How to protect user based folder and files in asp.net core 2.1 project

Question

I have a folder named archive in my project and have a separate folder for each user. Sample folder structure;

Archive(Folder) => User1(Folder) => other folders => files
Archive(Folder) => User2(Folder) => other folders => files ...

I don't want a user to access other users' folders and files.

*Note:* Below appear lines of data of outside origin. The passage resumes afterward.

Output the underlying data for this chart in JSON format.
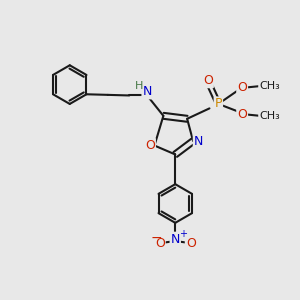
{
  "bg_color": "#e8e8e8",
  "bond_color": "#1a1a1a",
  "bond_width": 1.5,
  "colors": {
    "C": "#1a1a1a",
    "N": "#0000cc",
    "O": "#cc2200",
    "P": "#cc8800",
    "H": "#447744"
  },
  "font_size": 9,
  "xlim": [
    0,
    10
  ],
  "ylim": [
    0,
    10
  ]
}
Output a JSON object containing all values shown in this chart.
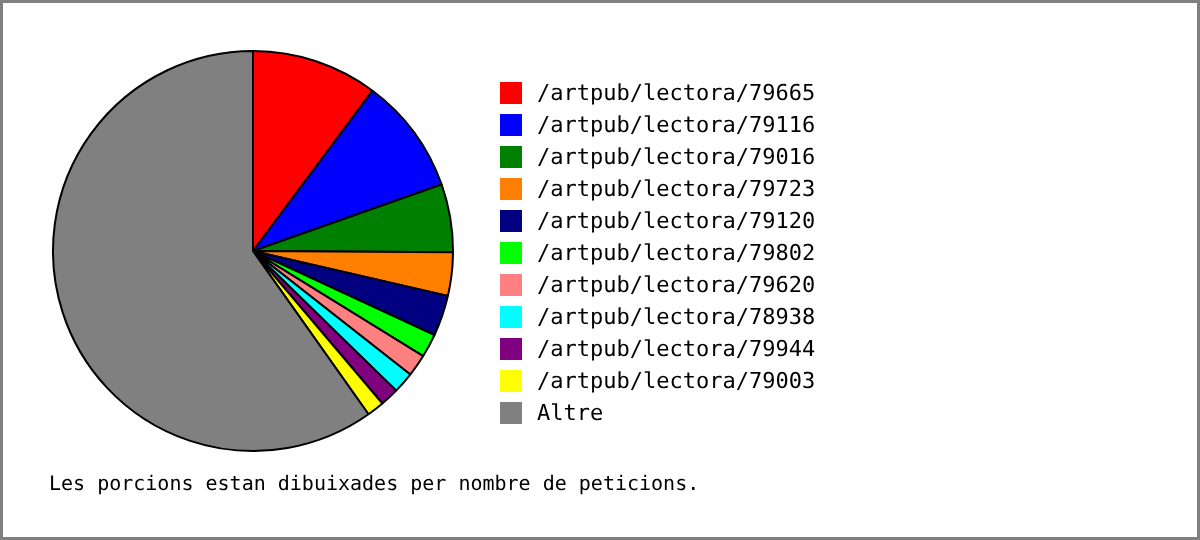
{
  "chart_data": {
    "type": "pie",
    "categories": [
      "/artpub/lectora/79665",
      "/artpub/lectora/79116",
      "/artpub/lectora/79016",
      "/artpub/lectora/79723",
      "/artpub/lectora/79120",
      "/artpub/lectora/79802",
      "/artpub/lectora/79620",
      "/artpub/lectora/78938",
      "/artpub/lectora/79944",
      "/artpub/lectora/79003",
      "Altre"
    ],
    "values": [
      10.2,
      9.4,
      5.5,
      3.5,
      3.3,
      1.9,
      1.8,
      1.7,
      1.5,
      1.4,
      59.8
    ],
    "colors": [
      "#ff0000",
      "#0000ff",
      "#008000",
      "#ff8000",
      "#000080",
      "#00ff00",
      "#ff8080",
      "#00ffff",
      "#800080",
      "#ffff00",
      "#808080"
    ],
    "legend": "right",
    "annotations": [
      "Les porcions estan dibuixades per nombre de peticions."
    ]
  }
}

I also want to prevent users who are not logged in to access the archive folder and its contents.

How can I do that?

Answer 1

For Static file authorization, you could refer Static file authorization.

For another option, you could write your own middleware to check the identity before app.UseStaticFiles();.

app.Map("/Archive", subApp => {
    subApp.Use(async (context, next) =>
    {
        if (!context.User.Identity.IsAuthenticated)
        {
            context.Response.StatusCode = StatusCodes.Status401Unauthorized;
        }
        else if(context.Request.Path.StartsWithSegments("/Archive/User1") && context.User.Identity.Name != "User1")
        {
            context.Response.StatusCode = StatusCodes.Status401Unauthorized;
        }
    });
});

app.UseStaticFiles();

Answer 2

creating permissions (file / folder level ownership) on operating system level can be cumbersome. If you decide to make this on OS level, you need your users to be domain authenticated / windows authentication (hence you need to use Windows or Active Directory Authentication)

Then you can easily give ownership to specificed files / folders and they cannot be reached by anyone else (other non-administrator users)

---

On the other hand, you may decide to create this mechanism on the application layer. In this case you only need to impersonate your application with an elevated user so that you can create files / folders. After that you need to create mechanism on the application level for identifying which users have access to where (folders). For this, I myself choose to use cached database table.